I just want to make sure there is an understanding on where I'm coming from as a GM, so there are no incorrect assumptions due to my lack of clarity.

When I play, I consider the game to be one about taking actions, and you can't assume an action that has in game consequences is taken unless declared. If there are rules for it, then it should be accounted for. If it is assumed you ate, then you should mark off a ration.

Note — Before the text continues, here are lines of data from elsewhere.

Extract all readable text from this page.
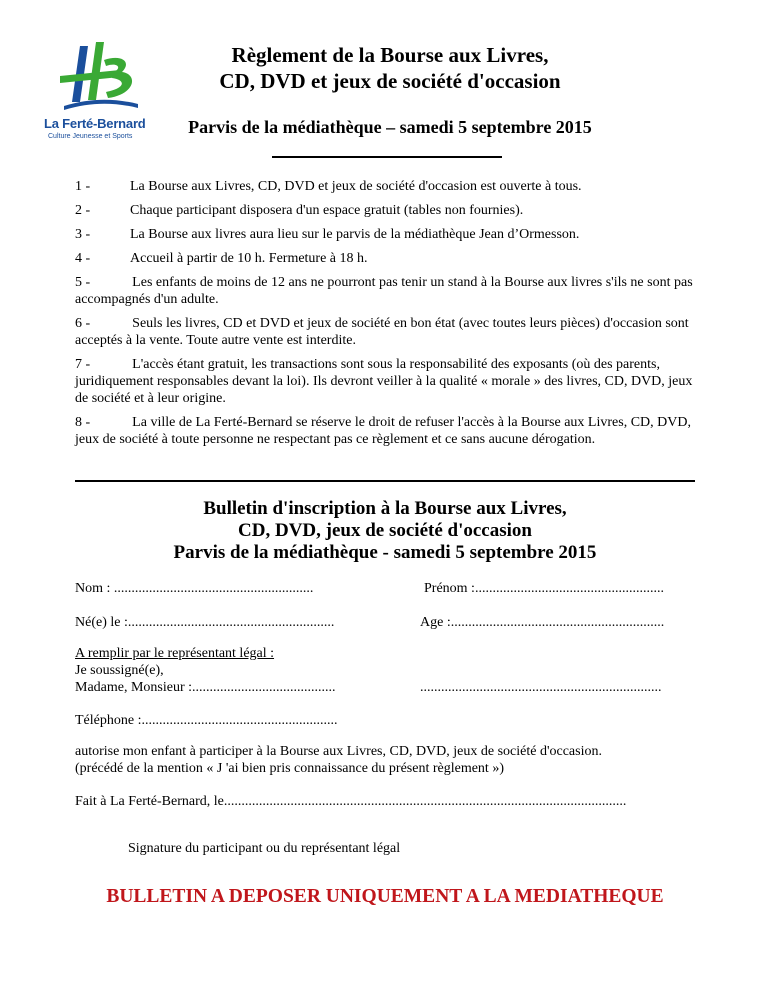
La Ferté-Bernard
Culture Jeunesse et Sports
Règlement de la Bourse aux Livres,
CD, DVD et jeux de société d'occasion
Parvis de la médiathèque – samedi 5 septembre 2015
1 -	La Bourse aux Livres, CD, DVD et jeux de société d'occasion est ouverte à tous.
2 -	Chaque participant disposera d'un espace gratuit (tables non fournies).
3 -	La Bourse aux livres aura lieu sur le parvis de la médiathèque Jean d’Ormesson.
4 -	Accueil à partir de 10 h. Fermeture à 18 h.
5 -	Les enfants de moins de 12 ans ne pourront pas tenir un stand à la Bourse aux livres s'ils ne sont pas accompagnés d'un adulte.
6 -	Seuls les livres, CD et DVD et jeux de société en bon état (avec toutes leurs pièces) d'occasion sont acceptés à la vente. Toute autre vente est interdite.
7 -	L'accès étant gratuit, les transactions sont sous la responsabilité des exposants (où des parents, juridiquement responsables devant la loi). Ils devront veiller à la qualité « morale » des livres, CD, DVD, jeux de société et à leur origine.
8 -	La ville de La Ferté-Bernard se réserve le droit de refuser l'accès à la Bourse aux Livres, CD, DVD, jeux de société à toute personne ne respectant pas ce règlement et ce sans aucune dérogation.
Bulletin d'inscription à la Bourse aux Livres,
CD, DVD, jeux de société d'occasion
Parvis de la médiathèque - samedi 5 septembre 2015
Nom : .........................................................	Prénom :......................................................
Né(e) le :...........................................................	Age :.............................................................
A remplir par le représentant légal :
Je soussigné(e),
Madame, Monsieur :.........................................	.....................................................................
Téléphone :........................................................
autorise mon enfant à participer à la Bourse aux Livres, CD, DVD, jeux de société d'occasion.
(précédé de la mention « J 'ai bien pris connaissance du présent règlement »)
Fait à La Ferté-Bernard, le...................................................................................................................
Signature du participant ou du représentant légal
BULLETIN A DEPOSER UNIQUEMENT A LA MEDIATHEQUE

If you didn't say you used Survival to find food, then you didn't do so.
If you didn't say you were moving stealthily, you didn't do so.
If you didn't say you prepared different spells than the ones the day before, you must have kept the same ones.
If you didn't say you slept, you are fatigued or exhausted (these I'm not certain of, I can't seem to find sleep rules for anyone other than prepared casters).
If you didn't set up a watch rotation while you slept, then you all get the -10 to your perception checks for being asleep.
If you didn't say you when and where you mapped, you don't have a map.
If you didn't search for something hidden, you won't find it.*
And if you didn't say you told the party what you saw/learned/know, they don't know.

*:
I see Perception as two facets, Searching and Noticing. Noticing is to catch something happening (birds stop singing, wind got suddenly colder, a shout down the hall, though I include those using Stealth because sneaking is an action). Searching is an action that needs to be taken, as the environment stays the same, but now you are using patterns of finding things that cause it to require a move action to perform. Again, Stealth is the exception, as you can always choose to actively try and spot something using stealth if you think it is there.

From the other perspective, there are no rules for bathroom functions, so no declared action required. No rules for breathing, unless there ISN'T air to breathe, no declared action required. No rules for sharpening your weapon (There are whetstones in the CRB, but they do nothing, and there are no rules for a blade dulling), so no declared action required.